Question

In a figure circle inscribed in a triangle ABC touches its side AB, BC, and AC at points D, E, and F respectively. If AB=12cm, BC=8cm, and AC=10cm, then find the length of AD, BE, and CF.

Answer 1

Hint: We know that the tangents drawn from an external to a circle are equal in length. We can see that AD and AF are tangents drawn from point A. Similarly, BE and BD are tangents drawn from point B and CF and CE are tangent drawn from point C. We have the length of the sides AB, AC, and BC. We will suppose the length of a tangent as x, y, and z. We can see from the figure that, AB=AD+DB, BC=BE+EC, and AC=AF+FC. So, we can find the value of AD, BE, and CF.
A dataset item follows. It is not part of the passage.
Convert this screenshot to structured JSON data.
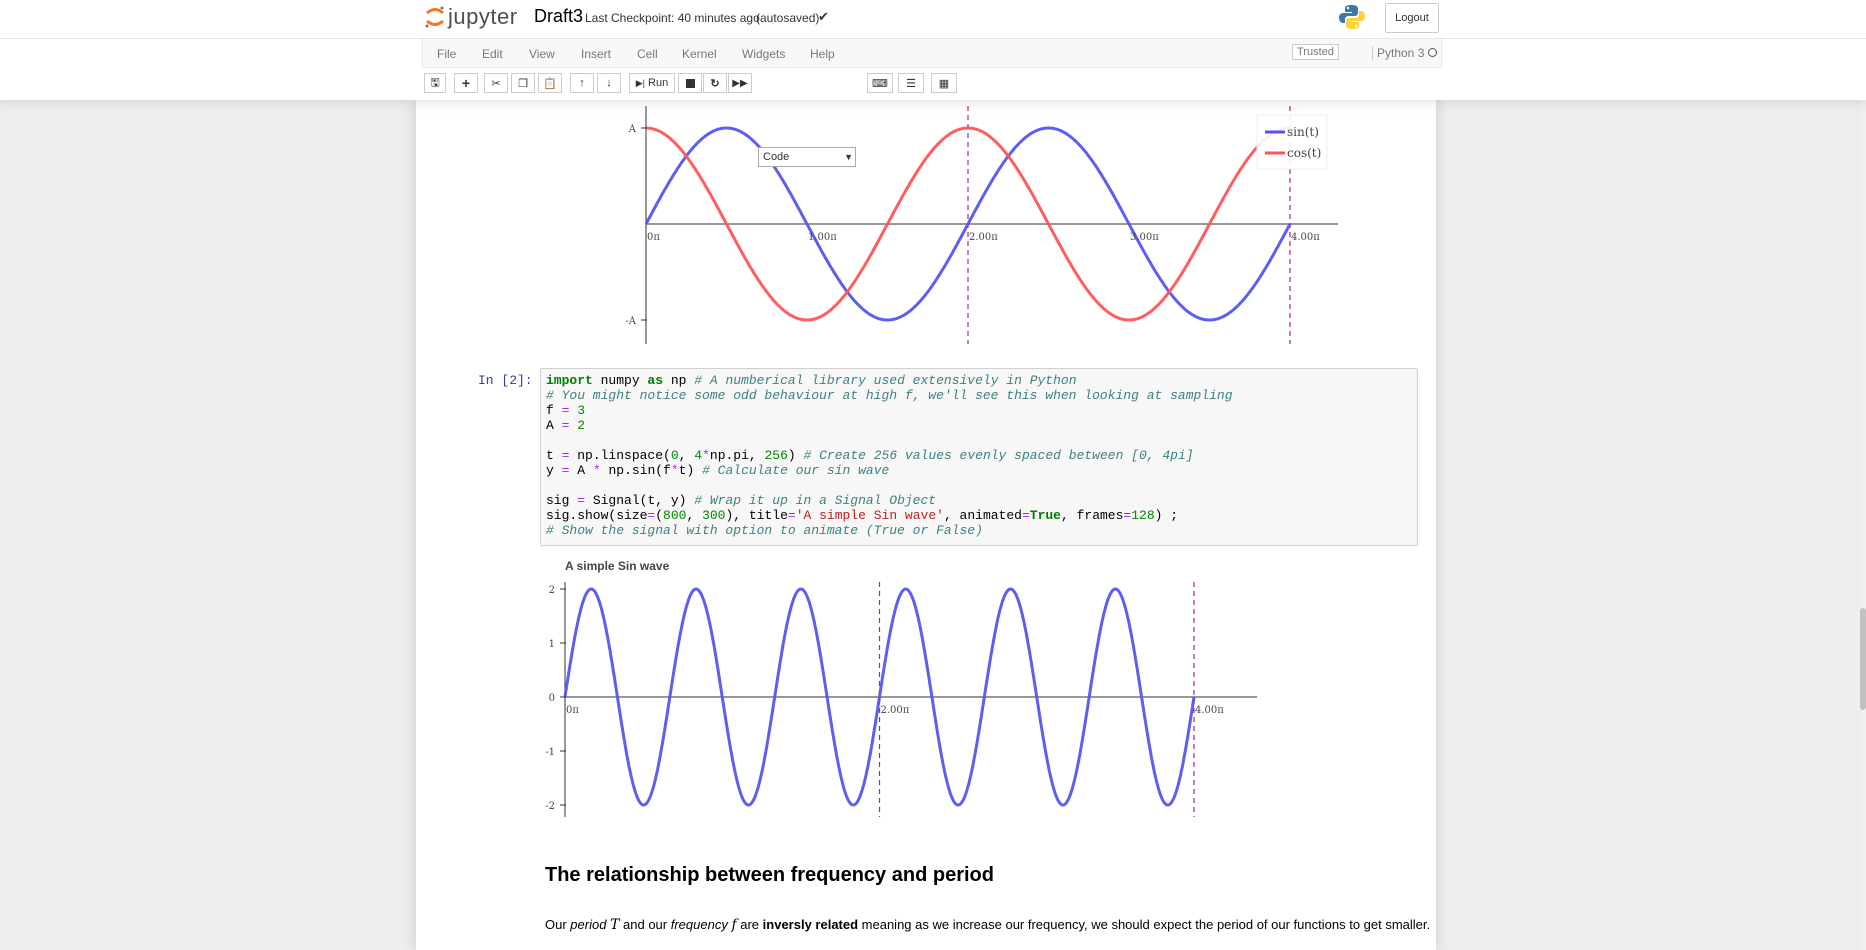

Complete step-by-step solution:

We have figure as given above,
We know that the tangents drawn from an external to a circle are equal in length. So from the figure we can see that,
$\begin{align}
  & \Rightarrow AF=AD \\
 & \Rightarrow CF=CE \\
 & \Rightarrow BE=BD \\
\end{align}$
We will assume that,
$\begin{align}
  & \Rightarrow AF=AD=x \\
 & \Rightarrow CF=CE=y \\
 & \Rightarrow BE=BD=z \\
\end{align}$
We can clearly see from the figure that,
$\begin{align}
  & \Rightarrow AB=AD+DB \\
 & \Rightarrow BC=BE+EC \\
 & \Rightarrow AC=AF+FC \\
\end{align}$
We know the values of AB, BC and AC, we can write the above equation as,
$\begin{align}
  & \Rightarrow 12=x+z.......(i) \\
 & \Rightarrow 8=z+y..........(ii) \\
 & \Rightarrow 10=x+y........(iii) \\
\end{align}$
We will add equation (i), (ii) and (iii), we will get,
$\begin{align}
  & \Rightarrow 2(x+y+z)=30 \\
 & \Rightarrow x+y+z=15.......(iv) \\
\end{align}$
We will substitute equation(iii) in equation (iv), we will get,
$\begin{align}
  & \Rightarrow x+y+z=15 \\
 & \Rightarrow 10+z=15 \\
 & \Rightarrow z=5 \\
\end{align}$
We can calculate value of x and y using above result, we will get,
$\begin{align}
  & \Rightarrow x+z=12\Rightarrow x+5=12 \\
 & \Rightarrow x=7 \\
 & \Rightarrow x+y=10\Rightarrow 7+y=10 \\
 & \Rightarrow y=3 \\
\end{align}$
We know that,
$\begin{align}
  & \Rightarrow AF=AD=x \\
 & \Rightarrow CF=CE=y \\
 & \Rightarrow BE=BD=z \\
\end{align}$
So, AD=7cm, BE=5cm and CF=3cm

Note: Before attending this question, students must know the concepts of geometry of the circle. It is important for the student to analyze the figure properly, before jumping to a conclusion, half of the question can be solved using figure.